Jadi Istri Kok Egois?

Artikel ini saya tulis untuk mengingatkan diri sendiri walau tema ini terlintas setelah saya membaca sebuah status seorang teman. Saya pun tidak bisa pastikan apakah dia bangga dengan apa yang dia posting atau sekedar mengingatkan para suami lainnya. Intinya dia bilang kalau punya istri orang Indonesia, jangan harap ada sarapan roti, keju, zaitun dan sarapan khas Turki lainnya. Yang ada ya sarapan khas Indonesia. Langsung terlintas dipikiran saya, jadi istri kok egois?

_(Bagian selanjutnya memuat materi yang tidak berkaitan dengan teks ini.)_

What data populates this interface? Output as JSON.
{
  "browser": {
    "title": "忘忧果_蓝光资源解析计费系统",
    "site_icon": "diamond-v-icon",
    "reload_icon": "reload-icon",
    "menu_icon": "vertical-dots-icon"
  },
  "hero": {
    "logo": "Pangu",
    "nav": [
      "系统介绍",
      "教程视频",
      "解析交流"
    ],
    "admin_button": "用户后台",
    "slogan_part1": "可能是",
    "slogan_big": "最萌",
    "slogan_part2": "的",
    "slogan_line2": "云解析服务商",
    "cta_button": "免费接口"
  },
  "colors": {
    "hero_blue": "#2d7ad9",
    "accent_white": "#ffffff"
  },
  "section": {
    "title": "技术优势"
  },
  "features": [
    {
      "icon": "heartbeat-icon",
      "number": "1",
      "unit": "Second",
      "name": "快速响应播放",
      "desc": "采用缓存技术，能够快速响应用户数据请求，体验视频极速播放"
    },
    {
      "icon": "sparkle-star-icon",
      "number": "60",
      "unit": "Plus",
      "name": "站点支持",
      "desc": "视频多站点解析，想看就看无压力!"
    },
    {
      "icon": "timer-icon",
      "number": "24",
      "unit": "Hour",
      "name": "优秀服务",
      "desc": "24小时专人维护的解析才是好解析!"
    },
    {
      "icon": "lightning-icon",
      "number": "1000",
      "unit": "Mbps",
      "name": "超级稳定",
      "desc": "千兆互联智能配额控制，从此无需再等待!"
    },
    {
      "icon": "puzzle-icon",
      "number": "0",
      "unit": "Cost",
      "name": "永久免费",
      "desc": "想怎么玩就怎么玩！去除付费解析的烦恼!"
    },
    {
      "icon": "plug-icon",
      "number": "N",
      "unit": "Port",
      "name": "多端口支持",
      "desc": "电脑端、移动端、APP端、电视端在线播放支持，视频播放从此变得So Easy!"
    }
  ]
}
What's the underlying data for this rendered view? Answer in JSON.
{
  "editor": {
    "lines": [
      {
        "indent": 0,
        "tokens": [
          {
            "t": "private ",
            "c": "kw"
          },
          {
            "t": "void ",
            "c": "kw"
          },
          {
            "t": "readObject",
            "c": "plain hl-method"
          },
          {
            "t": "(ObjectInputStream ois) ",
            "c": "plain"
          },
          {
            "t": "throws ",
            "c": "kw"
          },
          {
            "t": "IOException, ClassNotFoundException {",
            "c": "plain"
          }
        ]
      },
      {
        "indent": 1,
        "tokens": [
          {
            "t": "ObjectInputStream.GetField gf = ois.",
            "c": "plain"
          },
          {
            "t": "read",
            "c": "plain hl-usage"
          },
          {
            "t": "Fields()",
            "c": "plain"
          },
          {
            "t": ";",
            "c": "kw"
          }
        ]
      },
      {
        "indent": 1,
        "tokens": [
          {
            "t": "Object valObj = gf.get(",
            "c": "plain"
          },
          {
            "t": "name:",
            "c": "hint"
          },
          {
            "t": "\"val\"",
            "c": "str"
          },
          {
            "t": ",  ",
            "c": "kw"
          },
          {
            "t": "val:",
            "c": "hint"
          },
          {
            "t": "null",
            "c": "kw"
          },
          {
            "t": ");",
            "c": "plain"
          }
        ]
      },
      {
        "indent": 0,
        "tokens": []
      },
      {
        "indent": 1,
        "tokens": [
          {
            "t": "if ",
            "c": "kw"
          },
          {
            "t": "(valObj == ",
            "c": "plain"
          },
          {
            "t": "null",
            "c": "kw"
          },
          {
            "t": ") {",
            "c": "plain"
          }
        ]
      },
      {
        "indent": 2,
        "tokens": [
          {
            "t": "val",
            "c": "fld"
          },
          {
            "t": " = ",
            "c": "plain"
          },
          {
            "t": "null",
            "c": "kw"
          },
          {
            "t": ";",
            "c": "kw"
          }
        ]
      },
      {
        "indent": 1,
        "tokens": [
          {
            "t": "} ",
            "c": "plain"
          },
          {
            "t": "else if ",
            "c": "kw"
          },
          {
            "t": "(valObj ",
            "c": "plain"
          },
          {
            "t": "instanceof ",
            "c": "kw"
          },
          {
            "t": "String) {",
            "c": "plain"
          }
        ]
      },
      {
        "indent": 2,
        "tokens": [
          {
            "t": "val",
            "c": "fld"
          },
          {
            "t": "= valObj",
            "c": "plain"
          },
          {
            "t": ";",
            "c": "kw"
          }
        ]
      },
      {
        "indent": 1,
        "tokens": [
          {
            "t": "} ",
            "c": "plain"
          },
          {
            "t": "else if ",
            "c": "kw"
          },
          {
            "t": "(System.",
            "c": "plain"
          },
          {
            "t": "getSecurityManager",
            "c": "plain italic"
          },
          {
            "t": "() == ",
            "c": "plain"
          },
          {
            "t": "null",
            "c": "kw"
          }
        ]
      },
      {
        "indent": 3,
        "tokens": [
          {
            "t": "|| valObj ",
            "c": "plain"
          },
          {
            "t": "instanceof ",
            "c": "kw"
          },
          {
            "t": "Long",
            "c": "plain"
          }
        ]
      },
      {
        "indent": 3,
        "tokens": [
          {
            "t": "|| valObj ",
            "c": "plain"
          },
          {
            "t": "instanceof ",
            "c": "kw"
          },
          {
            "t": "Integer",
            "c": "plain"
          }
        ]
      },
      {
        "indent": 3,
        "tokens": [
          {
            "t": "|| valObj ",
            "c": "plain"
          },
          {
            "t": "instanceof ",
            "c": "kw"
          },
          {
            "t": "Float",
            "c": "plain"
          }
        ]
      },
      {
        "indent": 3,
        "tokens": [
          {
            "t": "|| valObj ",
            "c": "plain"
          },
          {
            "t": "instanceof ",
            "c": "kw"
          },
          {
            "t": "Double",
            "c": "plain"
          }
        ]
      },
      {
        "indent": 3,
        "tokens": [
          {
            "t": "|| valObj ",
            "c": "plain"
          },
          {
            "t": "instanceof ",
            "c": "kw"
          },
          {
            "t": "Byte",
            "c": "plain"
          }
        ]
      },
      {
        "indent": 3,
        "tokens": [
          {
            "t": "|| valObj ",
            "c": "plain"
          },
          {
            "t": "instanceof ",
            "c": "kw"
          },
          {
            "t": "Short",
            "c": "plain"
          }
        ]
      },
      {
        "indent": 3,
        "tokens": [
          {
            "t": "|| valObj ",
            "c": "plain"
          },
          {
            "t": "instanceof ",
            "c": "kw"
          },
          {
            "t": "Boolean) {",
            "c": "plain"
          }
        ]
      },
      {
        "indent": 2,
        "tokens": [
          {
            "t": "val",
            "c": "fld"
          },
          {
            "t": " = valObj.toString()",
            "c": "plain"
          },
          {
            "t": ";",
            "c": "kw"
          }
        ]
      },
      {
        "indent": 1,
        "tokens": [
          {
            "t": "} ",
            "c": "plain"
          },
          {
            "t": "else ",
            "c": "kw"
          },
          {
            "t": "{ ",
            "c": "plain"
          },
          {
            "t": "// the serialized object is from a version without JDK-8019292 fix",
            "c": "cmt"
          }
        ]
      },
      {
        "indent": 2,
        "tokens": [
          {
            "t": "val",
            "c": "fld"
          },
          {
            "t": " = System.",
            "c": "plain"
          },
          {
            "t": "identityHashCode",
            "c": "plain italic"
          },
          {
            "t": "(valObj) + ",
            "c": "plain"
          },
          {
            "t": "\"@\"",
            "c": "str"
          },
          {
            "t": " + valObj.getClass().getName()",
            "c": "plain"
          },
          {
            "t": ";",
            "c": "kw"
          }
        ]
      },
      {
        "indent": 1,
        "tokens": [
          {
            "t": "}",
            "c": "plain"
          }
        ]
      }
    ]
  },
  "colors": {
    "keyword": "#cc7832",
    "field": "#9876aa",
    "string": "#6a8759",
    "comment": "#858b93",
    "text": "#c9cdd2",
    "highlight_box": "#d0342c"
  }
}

Iya, yang memposting status itu bersuamikan laki-laki Turki. Saya cuma berharap saya tidak sekejam itu terhadap suami saya. Tujuh tahun pernikahan saya tidak pernah sekalipun skip teh Turki saat suami saya sarapan di rumah kecuali atas permintaannya sendiri. Roti, berbagai jenis keju, zaitun, sucuk, aneka selai, pekmez dan makanan-makanan khas Turki lainnya selalu ada di kulkas saya.

Setiap belanja bulanan pun kami selalu pergi ke beberapa supermarket berbeda. Pertama ke supermarket lokal Jerman, supermarket Asia dan supermarket Turki. Makanya untuk belanja bulanan ini bisa menghabiskan waktu seharian.

Saya tau, para wanita yang menikah dengan bule akan sangat bangga jika suaminya mencintai makanan Indonesia. Bahkan dipostingan tersebut beberapa orang mengacungi jembol pertanda mengakui kehebatan si pembuat status yang mampu memutuskan secara mutlak apa yang harus dimakan pasangannya untuk sarapan. Meskipun tidak ada yang tau apakah kejadian itu setiap hari atau tidak. Yang pasti dia menyebutkan kalau dirumahnya tidak ada lagi segala jenis makanan Turki. Pun beberapa orang yang bersuamikan Turki menyesalkan kenapa suami mereka tidak seperti itu.

Dulu sekali saya juga pernah berpikir demikian. Saya berharap suami saya bisa makan makanan saya yang berbumbu dan pedas agar saya nggak repot masak beberapa menu berbeda. Sebaliknya suami saya juga berharap saya bisa menerima makanannya dengan tujuan yang sama yaitu agar saya tidak menghabiskan banyak waktu di dapur sekedar untuk memasak.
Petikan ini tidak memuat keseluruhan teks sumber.